In She the People, Suzie Parker writes that Giffords’ decision is the right one:

Rep. Gabrielle “Gabby’ Giffords, an Arizona Democrat, is doing the right thing, of course, in opting to place politics on the back burner and focus on her health.

Politics is not the most important thing in life, after all, though it can seem so to those in the game. Giffords needs to regain her health and spend time with her husband instead of focusing on an exhausting reelection campaign. In short, Giffords needs to spend time navigating her new reality.

To many of us, Giffords became a hero, a symbol of endurance and bravery, after she was shot in the head by Jared Lee Loughner on Jan. 8, 2011, at a Congress on Your Corner meet-and-greet in front of a Tucson supermarket.

Thirteen people were wounded in the horrific incident.

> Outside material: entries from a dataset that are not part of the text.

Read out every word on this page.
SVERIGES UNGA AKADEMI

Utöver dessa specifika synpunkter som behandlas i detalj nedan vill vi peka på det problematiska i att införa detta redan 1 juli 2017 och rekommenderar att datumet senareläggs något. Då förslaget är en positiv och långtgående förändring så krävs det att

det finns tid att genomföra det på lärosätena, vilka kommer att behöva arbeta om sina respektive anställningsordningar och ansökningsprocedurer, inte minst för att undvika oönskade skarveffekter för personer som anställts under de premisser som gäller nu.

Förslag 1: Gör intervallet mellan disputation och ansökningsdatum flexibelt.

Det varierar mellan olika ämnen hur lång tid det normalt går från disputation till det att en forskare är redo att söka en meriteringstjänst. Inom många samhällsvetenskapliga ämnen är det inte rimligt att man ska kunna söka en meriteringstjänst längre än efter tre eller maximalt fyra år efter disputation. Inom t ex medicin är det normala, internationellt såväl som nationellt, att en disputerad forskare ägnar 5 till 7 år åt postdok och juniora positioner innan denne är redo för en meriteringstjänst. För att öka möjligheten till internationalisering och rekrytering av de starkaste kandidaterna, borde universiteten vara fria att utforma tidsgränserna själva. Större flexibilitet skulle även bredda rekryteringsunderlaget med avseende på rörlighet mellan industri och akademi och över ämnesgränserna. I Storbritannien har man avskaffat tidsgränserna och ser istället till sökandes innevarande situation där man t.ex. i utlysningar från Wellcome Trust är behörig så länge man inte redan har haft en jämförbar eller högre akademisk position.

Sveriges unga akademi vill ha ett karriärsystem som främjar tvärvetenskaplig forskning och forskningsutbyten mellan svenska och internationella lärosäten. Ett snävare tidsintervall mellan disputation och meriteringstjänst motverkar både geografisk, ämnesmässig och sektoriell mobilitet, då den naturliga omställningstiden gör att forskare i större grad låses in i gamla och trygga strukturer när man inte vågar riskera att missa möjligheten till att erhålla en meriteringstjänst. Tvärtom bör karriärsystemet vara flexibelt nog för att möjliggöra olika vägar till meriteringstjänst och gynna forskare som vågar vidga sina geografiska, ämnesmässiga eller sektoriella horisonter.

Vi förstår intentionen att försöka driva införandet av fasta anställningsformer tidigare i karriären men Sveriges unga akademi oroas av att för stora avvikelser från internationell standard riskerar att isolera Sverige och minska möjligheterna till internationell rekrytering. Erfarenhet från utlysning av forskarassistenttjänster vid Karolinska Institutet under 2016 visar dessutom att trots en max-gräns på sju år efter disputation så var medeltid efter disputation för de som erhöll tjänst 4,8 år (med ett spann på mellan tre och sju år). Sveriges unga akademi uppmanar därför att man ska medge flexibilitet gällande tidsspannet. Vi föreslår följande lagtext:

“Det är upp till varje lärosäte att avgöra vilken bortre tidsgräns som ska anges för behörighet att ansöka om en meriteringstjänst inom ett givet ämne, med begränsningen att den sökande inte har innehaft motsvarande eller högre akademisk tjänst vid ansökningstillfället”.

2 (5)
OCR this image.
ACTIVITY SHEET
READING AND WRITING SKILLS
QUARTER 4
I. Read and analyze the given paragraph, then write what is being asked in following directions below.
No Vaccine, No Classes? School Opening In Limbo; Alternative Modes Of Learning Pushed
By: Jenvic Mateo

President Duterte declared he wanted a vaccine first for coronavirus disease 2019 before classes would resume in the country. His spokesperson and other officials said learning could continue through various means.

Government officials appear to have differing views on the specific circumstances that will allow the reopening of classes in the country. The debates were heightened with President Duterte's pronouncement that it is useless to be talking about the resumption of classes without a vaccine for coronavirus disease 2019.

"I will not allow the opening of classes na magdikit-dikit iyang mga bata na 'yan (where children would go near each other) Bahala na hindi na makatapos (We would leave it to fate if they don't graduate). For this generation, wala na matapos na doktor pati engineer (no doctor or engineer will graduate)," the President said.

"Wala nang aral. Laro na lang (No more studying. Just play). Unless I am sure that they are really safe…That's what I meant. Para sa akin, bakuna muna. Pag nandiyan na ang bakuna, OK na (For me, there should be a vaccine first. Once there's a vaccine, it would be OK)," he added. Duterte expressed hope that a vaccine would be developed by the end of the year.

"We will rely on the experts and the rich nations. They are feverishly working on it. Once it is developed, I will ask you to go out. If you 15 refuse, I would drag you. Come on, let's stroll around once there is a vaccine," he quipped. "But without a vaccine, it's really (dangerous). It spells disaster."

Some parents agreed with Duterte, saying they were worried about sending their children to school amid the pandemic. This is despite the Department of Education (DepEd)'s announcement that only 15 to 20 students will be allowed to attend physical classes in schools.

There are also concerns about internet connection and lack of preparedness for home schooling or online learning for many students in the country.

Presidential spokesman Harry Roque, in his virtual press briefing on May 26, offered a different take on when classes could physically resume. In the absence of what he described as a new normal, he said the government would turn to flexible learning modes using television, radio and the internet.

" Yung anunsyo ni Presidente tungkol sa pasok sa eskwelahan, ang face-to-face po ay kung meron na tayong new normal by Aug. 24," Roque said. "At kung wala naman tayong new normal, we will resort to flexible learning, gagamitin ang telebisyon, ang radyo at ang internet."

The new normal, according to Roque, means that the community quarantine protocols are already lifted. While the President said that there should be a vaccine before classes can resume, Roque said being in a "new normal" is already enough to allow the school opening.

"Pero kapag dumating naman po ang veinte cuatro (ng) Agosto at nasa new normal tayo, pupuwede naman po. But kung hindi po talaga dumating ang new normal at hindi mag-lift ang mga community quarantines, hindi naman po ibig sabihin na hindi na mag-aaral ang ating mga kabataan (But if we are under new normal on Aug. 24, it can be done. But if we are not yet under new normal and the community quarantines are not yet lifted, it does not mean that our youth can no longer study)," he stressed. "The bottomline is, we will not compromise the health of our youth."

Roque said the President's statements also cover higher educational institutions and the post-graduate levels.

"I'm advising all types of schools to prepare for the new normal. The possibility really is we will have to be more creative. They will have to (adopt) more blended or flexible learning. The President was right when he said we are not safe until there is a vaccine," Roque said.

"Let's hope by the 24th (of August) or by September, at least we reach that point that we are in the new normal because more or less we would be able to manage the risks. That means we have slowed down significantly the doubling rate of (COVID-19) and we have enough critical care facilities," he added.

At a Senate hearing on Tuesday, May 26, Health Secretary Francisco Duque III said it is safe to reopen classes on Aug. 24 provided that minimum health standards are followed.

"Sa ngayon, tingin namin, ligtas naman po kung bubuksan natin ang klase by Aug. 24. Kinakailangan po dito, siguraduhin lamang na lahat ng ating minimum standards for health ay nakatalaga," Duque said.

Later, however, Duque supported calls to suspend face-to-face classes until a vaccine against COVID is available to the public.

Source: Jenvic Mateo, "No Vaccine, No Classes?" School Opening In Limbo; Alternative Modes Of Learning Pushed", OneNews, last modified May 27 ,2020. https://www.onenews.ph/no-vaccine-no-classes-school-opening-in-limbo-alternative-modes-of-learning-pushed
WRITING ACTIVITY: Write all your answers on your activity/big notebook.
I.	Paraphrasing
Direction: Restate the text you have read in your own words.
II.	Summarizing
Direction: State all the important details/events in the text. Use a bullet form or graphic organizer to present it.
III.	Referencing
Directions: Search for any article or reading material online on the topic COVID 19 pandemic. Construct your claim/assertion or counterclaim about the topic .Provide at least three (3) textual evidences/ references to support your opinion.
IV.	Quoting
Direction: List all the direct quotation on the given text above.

Six people were killed, including Arizona District Court Chief Judge John Roll, one of Giffords’s staffers and 9-year-old Christina-Taylor Green who, at even such a young age, possessed a keen interest in politics.

On the Christina-Taylor Green Memorial Foundation Web site, it says, “Having just been elected to the student council at Mesa Verde Elementary School, she was eager to ask her Congresswoman questions concerning the oil spill in the Gulf of Mexico and what it was like being a politician.”